One of my favorite daily comic strips is Pearls Before Swine. Stephan Pastis does some unusual things with it. Yesterday's strip uses a couple of them: referring to other strips, and going a step further with Bil Keane's trick of treating himself and other cartoonists as characters in his strip (seeing as The Family Circus was about a human family whereas Pastis' is about a group of anthropomorphic animal characters).
Today's strip struck me for a different reason. It provides a typical societal (well, probably more typically male) take on marriage as a lifetime of missed opportunities for more fleeting liaisons. The thing is, this perspective that we sometimes take of marriage being a restriction to our freedom is a great obstacle to a successful and rewarding marriage.

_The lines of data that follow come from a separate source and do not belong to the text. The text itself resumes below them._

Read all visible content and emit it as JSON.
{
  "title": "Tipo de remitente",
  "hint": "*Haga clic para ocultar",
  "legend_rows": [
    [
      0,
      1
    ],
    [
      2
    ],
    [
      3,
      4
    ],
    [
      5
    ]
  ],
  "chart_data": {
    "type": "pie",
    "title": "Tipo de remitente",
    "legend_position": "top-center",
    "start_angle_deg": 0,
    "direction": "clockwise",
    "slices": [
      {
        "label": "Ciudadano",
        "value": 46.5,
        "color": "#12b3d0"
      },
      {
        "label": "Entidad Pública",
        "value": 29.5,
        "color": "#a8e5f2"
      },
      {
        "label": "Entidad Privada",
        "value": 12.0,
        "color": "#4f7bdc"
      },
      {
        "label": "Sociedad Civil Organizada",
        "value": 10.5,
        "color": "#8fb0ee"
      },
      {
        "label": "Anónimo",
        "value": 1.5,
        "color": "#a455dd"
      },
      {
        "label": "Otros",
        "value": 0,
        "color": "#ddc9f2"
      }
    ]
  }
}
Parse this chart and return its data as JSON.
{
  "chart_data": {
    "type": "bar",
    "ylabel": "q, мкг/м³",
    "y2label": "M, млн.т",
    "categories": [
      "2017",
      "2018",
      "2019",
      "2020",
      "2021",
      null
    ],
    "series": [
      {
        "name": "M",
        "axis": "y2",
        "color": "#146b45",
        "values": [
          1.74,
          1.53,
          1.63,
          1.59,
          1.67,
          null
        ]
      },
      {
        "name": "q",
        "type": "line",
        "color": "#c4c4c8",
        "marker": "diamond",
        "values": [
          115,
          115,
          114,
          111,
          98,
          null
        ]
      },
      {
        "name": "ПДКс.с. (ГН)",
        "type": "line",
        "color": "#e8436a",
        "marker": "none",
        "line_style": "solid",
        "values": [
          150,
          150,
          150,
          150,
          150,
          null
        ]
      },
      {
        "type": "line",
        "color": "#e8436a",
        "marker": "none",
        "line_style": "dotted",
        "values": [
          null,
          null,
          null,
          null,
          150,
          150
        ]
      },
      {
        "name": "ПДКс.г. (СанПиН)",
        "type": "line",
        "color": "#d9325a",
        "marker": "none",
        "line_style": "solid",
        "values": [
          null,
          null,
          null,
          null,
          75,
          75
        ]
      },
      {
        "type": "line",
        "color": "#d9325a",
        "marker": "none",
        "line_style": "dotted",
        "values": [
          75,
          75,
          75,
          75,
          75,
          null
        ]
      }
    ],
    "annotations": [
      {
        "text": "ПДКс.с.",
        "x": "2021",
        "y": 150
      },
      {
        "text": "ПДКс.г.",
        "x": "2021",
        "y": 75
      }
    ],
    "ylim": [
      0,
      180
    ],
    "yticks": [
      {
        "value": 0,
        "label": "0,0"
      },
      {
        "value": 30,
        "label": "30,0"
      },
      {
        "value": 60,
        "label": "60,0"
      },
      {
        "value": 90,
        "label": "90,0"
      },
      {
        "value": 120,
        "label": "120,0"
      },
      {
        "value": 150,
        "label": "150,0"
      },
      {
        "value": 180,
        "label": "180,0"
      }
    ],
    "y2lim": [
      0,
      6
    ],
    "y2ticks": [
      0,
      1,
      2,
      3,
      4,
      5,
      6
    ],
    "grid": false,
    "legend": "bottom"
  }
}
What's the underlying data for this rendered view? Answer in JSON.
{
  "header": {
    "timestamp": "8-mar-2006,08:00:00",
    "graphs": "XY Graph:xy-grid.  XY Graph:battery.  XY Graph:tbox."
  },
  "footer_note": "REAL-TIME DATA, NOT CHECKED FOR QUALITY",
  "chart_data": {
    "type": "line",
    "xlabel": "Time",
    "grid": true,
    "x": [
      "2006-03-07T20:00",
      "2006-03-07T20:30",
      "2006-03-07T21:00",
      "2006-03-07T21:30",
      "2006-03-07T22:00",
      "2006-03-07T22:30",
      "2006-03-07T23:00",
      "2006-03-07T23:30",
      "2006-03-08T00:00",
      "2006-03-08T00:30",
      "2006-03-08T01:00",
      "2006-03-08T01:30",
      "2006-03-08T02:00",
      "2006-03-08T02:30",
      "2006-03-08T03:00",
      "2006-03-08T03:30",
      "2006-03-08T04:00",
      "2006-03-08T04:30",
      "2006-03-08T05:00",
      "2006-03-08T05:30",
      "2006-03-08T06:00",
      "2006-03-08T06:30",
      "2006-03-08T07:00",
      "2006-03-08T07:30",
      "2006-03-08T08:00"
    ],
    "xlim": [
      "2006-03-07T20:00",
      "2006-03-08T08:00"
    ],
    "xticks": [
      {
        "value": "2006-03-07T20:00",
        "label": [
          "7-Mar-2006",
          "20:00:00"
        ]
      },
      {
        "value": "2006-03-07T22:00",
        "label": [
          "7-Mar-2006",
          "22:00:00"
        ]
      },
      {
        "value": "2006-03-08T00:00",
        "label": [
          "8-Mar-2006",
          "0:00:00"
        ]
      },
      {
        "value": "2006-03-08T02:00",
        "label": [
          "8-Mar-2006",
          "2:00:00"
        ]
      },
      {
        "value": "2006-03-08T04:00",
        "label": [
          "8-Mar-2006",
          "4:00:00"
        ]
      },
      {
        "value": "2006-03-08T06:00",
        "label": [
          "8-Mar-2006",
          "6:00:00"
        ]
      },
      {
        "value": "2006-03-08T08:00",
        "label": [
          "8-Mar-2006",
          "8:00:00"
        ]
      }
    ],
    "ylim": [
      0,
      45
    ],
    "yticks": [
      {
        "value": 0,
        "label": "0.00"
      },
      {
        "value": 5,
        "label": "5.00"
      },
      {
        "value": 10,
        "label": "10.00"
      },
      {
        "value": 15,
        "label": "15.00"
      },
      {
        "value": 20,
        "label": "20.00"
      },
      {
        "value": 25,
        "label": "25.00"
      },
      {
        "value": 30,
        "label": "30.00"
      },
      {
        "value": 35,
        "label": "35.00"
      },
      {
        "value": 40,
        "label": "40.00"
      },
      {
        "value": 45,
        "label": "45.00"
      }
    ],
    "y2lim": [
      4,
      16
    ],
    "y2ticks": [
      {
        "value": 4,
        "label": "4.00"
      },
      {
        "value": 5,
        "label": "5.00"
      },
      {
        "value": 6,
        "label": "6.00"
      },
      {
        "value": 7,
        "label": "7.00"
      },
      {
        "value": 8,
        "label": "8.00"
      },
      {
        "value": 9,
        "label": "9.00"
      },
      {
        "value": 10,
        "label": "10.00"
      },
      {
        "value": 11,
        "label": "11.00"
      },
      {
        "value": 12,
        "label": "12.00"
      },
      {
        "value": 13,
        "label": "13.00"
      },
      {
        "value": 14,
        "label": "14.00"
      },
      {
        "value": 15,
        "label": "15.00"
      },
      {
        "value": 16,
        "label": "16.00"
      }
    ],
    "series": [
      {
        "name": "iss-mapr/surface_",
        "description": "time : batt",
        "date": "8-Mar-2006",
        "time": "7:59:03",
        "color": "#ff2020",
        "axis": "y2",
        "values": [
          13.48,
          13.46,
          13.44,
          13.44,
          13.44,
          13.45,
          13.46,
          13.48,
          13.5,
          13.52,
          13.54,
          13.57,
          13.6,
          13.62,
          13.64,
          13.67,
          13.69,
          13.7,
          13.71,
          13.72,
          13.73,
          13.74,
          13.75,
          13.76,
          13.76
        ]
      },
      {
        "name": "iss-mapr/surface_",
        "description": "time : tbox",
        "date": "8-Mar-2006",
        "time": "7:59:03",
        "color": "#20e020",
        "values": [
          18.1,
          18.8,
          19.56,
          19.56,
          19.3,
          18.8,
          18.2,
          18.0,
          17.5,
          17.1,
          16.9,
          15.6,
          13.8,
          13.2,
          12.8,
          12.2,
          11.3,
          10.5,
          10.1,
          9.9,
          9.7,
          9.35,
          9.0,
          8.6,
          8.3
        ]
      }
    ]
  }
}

As I commented to Lauren this weekend, life is change. Change makes each moment different from the previous one, and makes each one unique, as well. It is a wonderful gift to us, but, once again, we err in both directions with regard to it. It is in our nature to long for both change and stability, to fetishize change and to fear it. So sometimes we value novelty too highly or, perhaps, recognize it only in certain contexts. At other times we harden ourselves against change, hunkering down in our desire to preserve what we treasure about our past or current situation.

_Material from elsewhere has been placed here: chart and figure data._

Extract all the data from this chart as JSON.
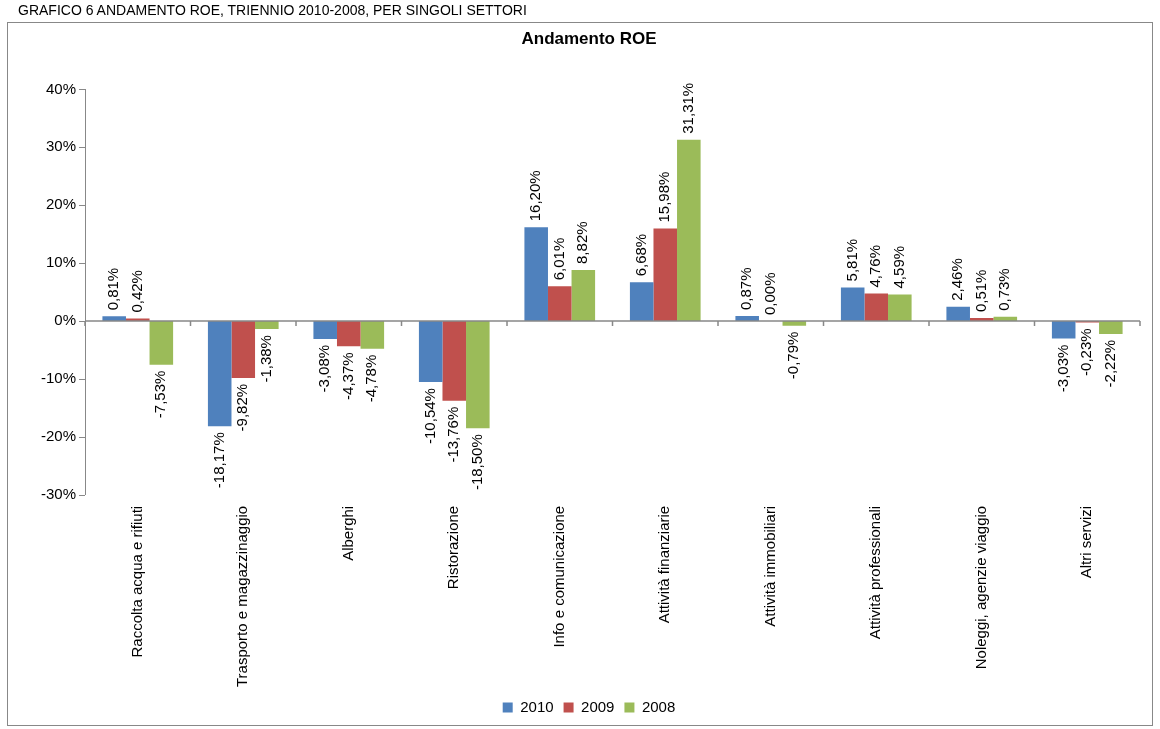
{
  "chart_data": {
    "type": "bar",
    "title": "Andamento ROE",
    "annotations": [
      "GRAFICO 6 ANDAMENTO ROE, TRIENNIO 2010-2008, PER SINGOLI SETTORI"
    ],
    "categories": [
      "Raccolta acqua e rifiuti",
      "Trasporto e magazzinaggio",
      "Alberghi",
      "Ristorazione",
      "Info e comunicazione",
      "Attività finanziarie",
      "Attività immobiliari",
      "Attività professionali",
      "Noleggi, agenzie viaggio",
      "Altri servizi"
    ],
    "series": [
      {
        "name": "2010",
        "color": "#4f81bd",
        "values": [
          0.81,
          -18.17,
          -3.08,
          -10.54,
          16.2,
          6.68,
          0.87,
          5.81,
          2.46,
          -3.03
        ],
        "value_labels": [
          "0,81%",
          "-18,17%",
          "-3,08%",
          "-10,54%",
          "16,20%",
          "6,68%",
          "0,87%",
          "5,81%",
          "2,46%",
          "-3,03%"
        ]
      },
      {
        "name": "2009",
        "color": "#c0504d",
        "values": [
          0.42,
          -9.82,
          -4.37,
          -13.76,
          6.01,
          15.98,
          0,
          4.76,
          0.51,
          -0.23
        ],
        "value_labels": [
          "0,42%",
          "-9,82%",
          "-4,37%",
          "-13,76%",
          "6,01%",
          "15,98%",
          "0,00%",
          "4,76%",
          "0,51%",
          "-0,23%"
        ]
      },
      {
        "name": "2008",
        "color": "#9bbb59",
        "values": [
          -7.53,
          -1.38,
          -4.78,
          -18.5,
          8.82,
          31.31,
          -0.79,
          4.59,
          0.73,
          -2.22
        ],
        "value_labels": [
          "-7,53%",
          "-1,38%",
          "-4,78%",
          "-18,50%",
          "8,82%",
          "31,31%",
          "-0,79%",
          "4,59%",
          "0,73%",
          "-2,22%"
        ]
      }
    ],
    "ylim": [
      -30,
      40
    ],
    "yticks": [
      {
        "value": -30,
        "label": "-30%"
      },
      {
        "value": -20,
        "label": "-20%"
      },
      {
        "value": -10,
        "label": "-10%"
      },
      {
        "value": 0,
        "label": "0%"
      },
      {
        "value": 10,
        "label": "10%"
      },
      {
        "value": 20,
        "label": "20%"
      },
      {
        "value": 30,
        "label": "30%"
      },
      {
        "value": 40,
        "label": "40%"
      }
    ],
    "ref_lines": [
      {
        "axis": "y",
        "value": 0,
        "color": "#888888"
      }
    ],
    "grid": false,
    "legend": "bottom"
  }
}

Because I wake up next to the same person every day, I may overlook the newness in her today, lament that she isn't growing in the ways I think she should, or despair because "she isn't the person I married anymore." (Frankly, it's a very good thing for both of us that we're not!) In any of these cases, I fail to recognize the gift I'm given: the opportunity to love my wife for who she is today, which means simultaneously treasuring the sameness in her and discovering the newness in her and loving her in a new way. Over time, this brings a balance of novelty and stability that only a lifelong marital love can provide.

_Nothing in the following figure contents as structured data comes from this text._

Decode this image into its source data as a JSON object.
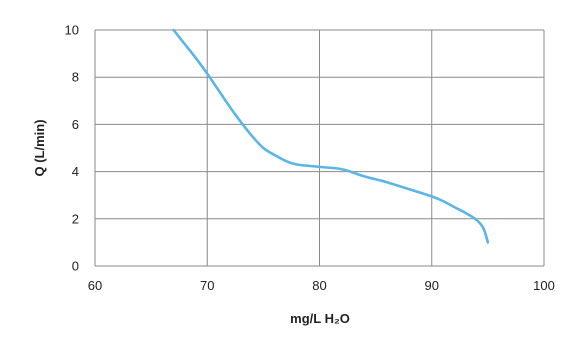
{
  "chart_data": {
    "type": "line",
    "title": "",
    "xlabel": "mg/L H₂O",
    "ylabel": "Q (L/min)",
    "xlim": [
      60,
      100
    ],
    "ylim": [
      0,
      10
    ],
    "x_ticks": [
      "60",
      "70",
      "80",
      "90",
      "100"
    ],
    "y_ticks": [
      "0",
      "2",
      "4",
      "6",
      "8",
      "10"
    ],
    "grid": true,
    "legend": "none",
    "series": [
      {
        "color": "#5bb5e6",
        "x": [
          67,
          68,
          69,
          70,
          71,
          72,
          73,
          74,
          75,
          76,
          77,
          78,
          80,
          82,
          84,
          86,
          88,
          90,
          91,
          92,
          93,
          94,
          94.6,
          95
        ],
        "y": [
          10,
          9.4,
          8.8,
          8.15,
          7.45,
          6.75,
          6.1,
          5.5,
          5.0,
          4.7,
          4.45,
          4.3,
          4.2,
          4.1,
          3.8,
          3.55,
          3.25,
          2.95,
          2.75,
          2.5,
          2.25,
          1.95,
          1.6,
          1.0
        ]
      }
    ]
  }
}
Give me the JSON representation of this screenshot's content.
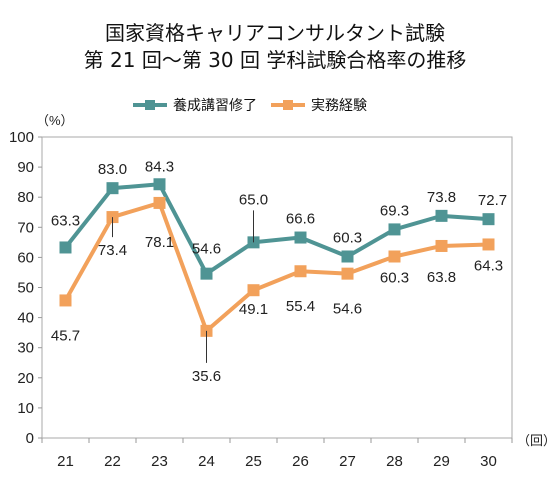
{
  "title_line1": "国家資格キャリアコンサルタント試験",
  "title_line2": "第 21 回～第 30 回 学科試験合格率の推移",
  "y_unit": "（%）",
  "x_unit": "（回）",
  "colors": {
    "series1": "#4f9494",
    "series2": "#f2a15b"
  },
  "chart_data": {
    "type": "line",
    "title": "国家資格キャリアコンサルタント試験 第 21 回～第 30 回 学科試験合格率の推移",
    "xlabel": "（回）",
    "ylabel": "（%）",
    "categories": [
      "21",
      "22",
      "23",
      "24",
      "25",
      "26",
      "27",
      "28",
      "29",
      "30"
    ],
    "ylim": [
      0,
      100
    ],
    "yticks": [
      0,
      10,
      20,
      30,
      40,
      50,
      60,
      70,
      80,
      90,
      100
    ],
    "grid": false,
    "legend_position": "top",
    "series": [
      {
        "name": "養成講習修了",
        "values": [
          63.3,
          83.0,
          84.3,
          54.6,
          65.0,
          66.6,
          60.3,
          69.3,
          73.8,
          72.7
        ]
      },
      {
        "name": "実務経験",
        "values": [
          45.7,
          73.4,
          78.1,
          35.6,
          49.1,
          55.4,
          54.6,
          60.3,
          63.8,
          64.3
        ]
      }
    ]
  }
}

It is easy to seek out and find novelty in a different person, and we have billions of them to encounter, at least in a superficial way. But only in a lifetime of monogamous love can we grow to intimately know another, to fully discover them for who they are and ourselves for who we are in relationship with them (which can be a daunting concept!), to accept them for their strengths and their weaknesses and be accepted for ours. Only the experience of a lifetime of changes together brings this closeness, this depth (not the same as intensity!) of love. Yet this intimate knowledge is never complete, for tomorrow we will both be different and have new things to discover in one another.
I'm excited to make new friends and have new experiences along my life's way. It's a treasure beyond telling. But I'm not going to be succumbing to Timmy Swan's premise that it's a good thing to mate with another bird every now and then.